In the second experiment, we replaced the auditory speech with noise (which sounds like static) that followed the loudness contour of the speech to look at the effect of the color spectrum on understanding of audiovisual speech. “Loudness contour” refers to the fact that speech sounds fluctuate in level over the course of a word or sentence. Sounds like “s” and “t” are quiet relative to vowels, like “ee” and “ah.” The noise that was used followed the changes in loudness over the course of each sentence. An example of a sentence in which the speech was replaced by noise is shown below. The video on the left is a non-color-corrected video and one the right is a color-corrected video.
LISTEN and WATCH: Noisy non-color-corrected sentence (QUICKTIME)
LISTEN and WATCH: Noisy color-corrected sentence (QUICKTIME)
New participants were asked to repeat back each sentence in one of three conditions: noisy non-color-corrected, noisy color-corrected and noisy color-inverted. In the noisy color-inverted condition the color-corrected videos’ color spectra were inverted (similar to a photo negative). The color-inverted condition was included to evaluate large color spectrum changes on the understanding of audiovisual speech. An example of a noisy color-inverted sentence is shown below.
We found that as long as listeners can hear the auditory speech signal, even if it is severely degraded (as in Experiment 2 in which speech was replaced with noise), small changes in the naturalness of the color spectrum did not affect word recognition. However, if the color spectrum is completely inverted, participants had more difficulty understanding the sentences.
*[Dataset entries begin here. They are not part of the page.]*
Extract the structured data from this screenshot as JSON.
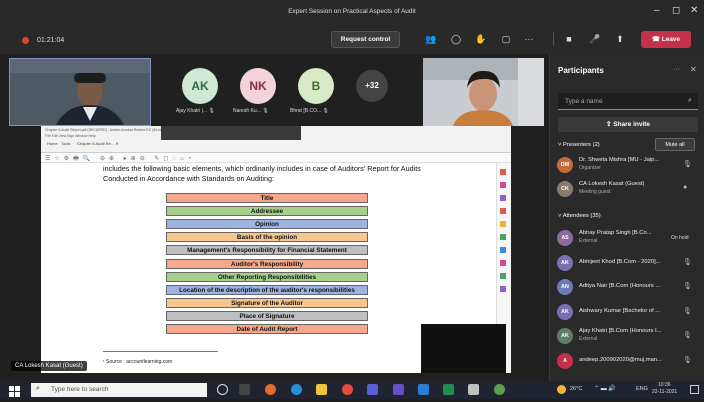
{
  "window": {
    "title": "Expert Session on Practical Aspects of Audit"
  },
  "meeting": {
    "timer": "01:21:04",
    "request_control": "Request control",
    "leave": "Leave"
  },
  "gallery": {
    "avatars": [
      {
        "initials": "AK",
        "name": "Ajay Khatri |...",
        "bg": "#cfe8d4",
        "fg": "#2e6b3d"
      },
      {
        "initials": "NK",
        "name": "Naresh Ku...",
        "bg": "#f3d3da",
        "fg": "#8a2c43"
      },
      {
        "initials": "B",
        "name": "Bhrat [B.CO...",
        "bg": "#d7ebc9",
        "fg": "#456b2c"
      }
    ],
    "more": "+32"
  },
  "presenter_label": "CA Lokesh Kasat (Guest)",
  "document": {
    "intro": "includes the following basic elements, which ordinarily includes in case of Auditors' Report for Audits Conducted in Accordance with Standards on Auditing:",
    "steps": [
      {
        "label": "Title",
        "color": "#f4a98a"
      },
      {
        "label": "Addressee",
        "color": "#a8d08d"
      },
      {
        "label": "Opinion",
        "color": "#9db4e3"
      },
      {
        "label": "Basis of the opinion",
        "color": "#f7c58e"
      },
      {
        "label": "Management's Responsibility for Financial Statement",
        "color": "#bfbfbf"
      },
      {
        "label": "Auditor's Responsibility",
        "color": "#f4a98a"
      },
      {
        "label": "Other Reporting Responsibilities",
        "color": "#a8d08d"
      },
      {
        "label": "Location of the description of the auditor's responsibilities",
        "color": "#9db4e3"
      },
      {
        "label": "Signature of the Auditor",
        "color": "#f7c58e"
      },
      {
        "label": "Place of Signature",
        "color": "#bfbfbf"
      },
      {
        "label": "Date of Audit Report",
        "color": "#f4a98a"
      }
    ],
    "source": "¹ Source : accountlearning.com"
  },
  "participants": {
    "title": "Participants",
    "search_placeholder": "Type a name",
    "share_invite": "Share invite",
    "presenters_header": "Presenters (2)",
    "mute_all": "Mute all",
    "presenters": [
      {
        "initials": "DM",
        "name": "Dr. Shweta Mishra [MU - Jaip...",
        "sub": "Organizer",
        "color": "#c46a3c"
      },
      {
        "initials": "CK",
        "name": "CA Lokesh Kasat (Guest)",
        "sub": "Meeting guest",
        "color": "#8a7a6b"
      }
    ],
    "attendees_header": "Attendees (35)",
    "attendees": [
      {
        "initials": "AS",
        "name": "Abhay Pratap Singh [B.Co...",
        "sub": "External",
        "status": "On hold",
        "color": "#8c6a9c"
      },
      {
        "initials": "AK",
        "name": "Abhijeet Khod [B.Com - 2020]...",
        "sub": "",
        "status": "",
        "color": "#7c6fb1"
      },
      {
        "initials": "AN",
        "name": "Aditya Nair [B.Com (Honours ...",
        "sub": "",
        "status": "",
        "color": "#6b7bb3"
      },
      {
        "initials": "AK",
        "name": "Aishwary Kumar [Bachelor of ...",
        "sub": "",
        "status": "",
        "color": "#7c6fb1"
      },
      {
        "initials": "AK",
        "name": "Ajay Khatri [B.Com (Honours I...",
        "sub": "External",
        "status": "",
        "color": "#5f7f65"
      },
      {
        "initials": "A",
        "name": "andeep.200902020@muj.man...",
        "sub": "",
        "status": "",
        "color": "#c4314b"
      }
    ]
  },
  "taskbar": {
    "search_placeholder": "Type here to search",
    "weather": "26°C",
    "lang": "ENG",
    "time": "10:36",
    "date": "22-11-2021"
  }
}
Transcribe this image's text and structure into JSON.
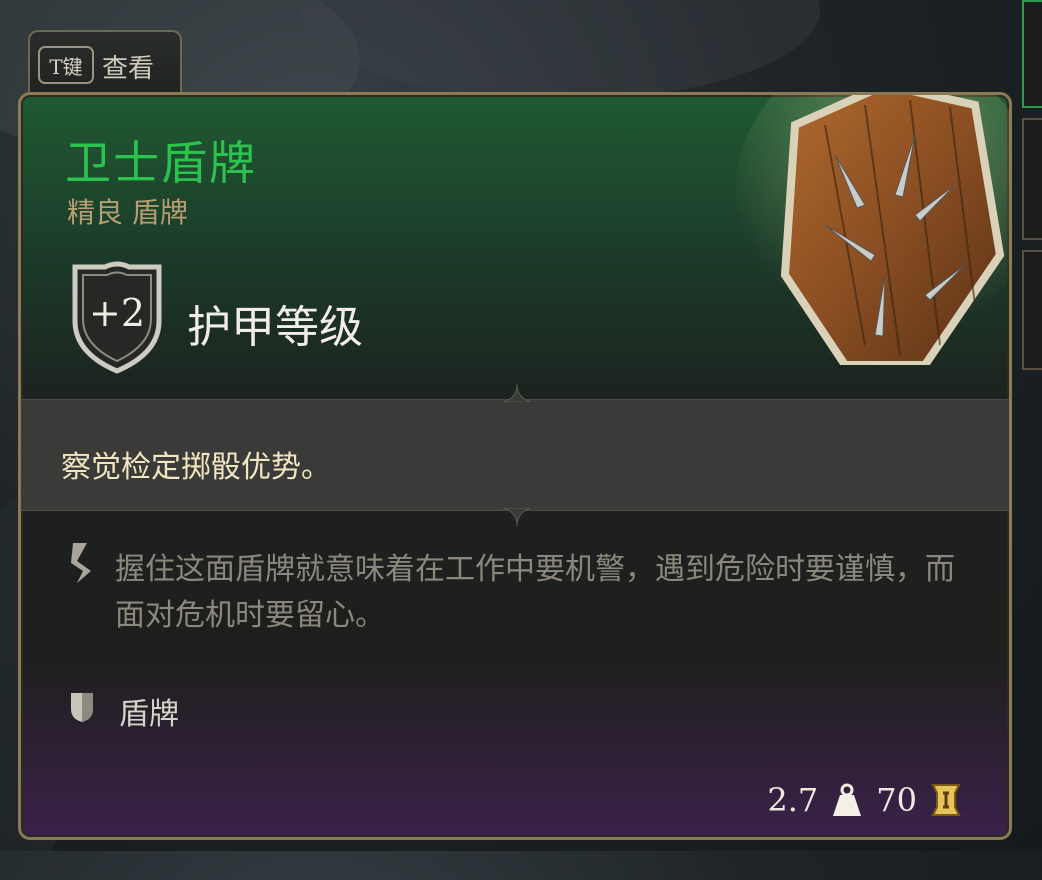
{
  "tab": {
    "key": "T键",
    "label": "查看"
  },
  "item": {
    "name": "卫士盾牌",
    "rarity_type": "精良 盾牌",
    "armor_bonus": "+2",
    "armor_label": "护甲等级",
    "effect": "察觉检定掷骰优势。",
    "flavor_text": "握住这面盾牌就意味着在工作中要机警，遇到危险时要谨慎，而面对危机时要留心。",
    "category": "盾牌",
    "weight": "2.7",
    "value": "70"
  },
  "colors": {
    "name_color": "#2bc24e",
    "subtitle_color": "#b79d71",
    "effect_color": "#f2e6c2",
    "flavor_color": "#8c877c"
  },
  "icons": {
    "armor": "shield-icon",
    "flavor": "quill-icon",
    "category": "shield-small-icon",
    "weight": "weight-icon",
    "value": "gold-coin-icon"
  }
}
The results suggest that when people must use only visual cues for speech understanding, a natural color spectrum enhances the perception of visible speech cues. However, if the auditory speech signal is available, even if severely degraded (as in the case when people have cochlear implants), small disturbances to the natural color spectrum do not significantly influence speech understanding, whereas large disturbances to the color spectrum do impair audiovisual speech understanding.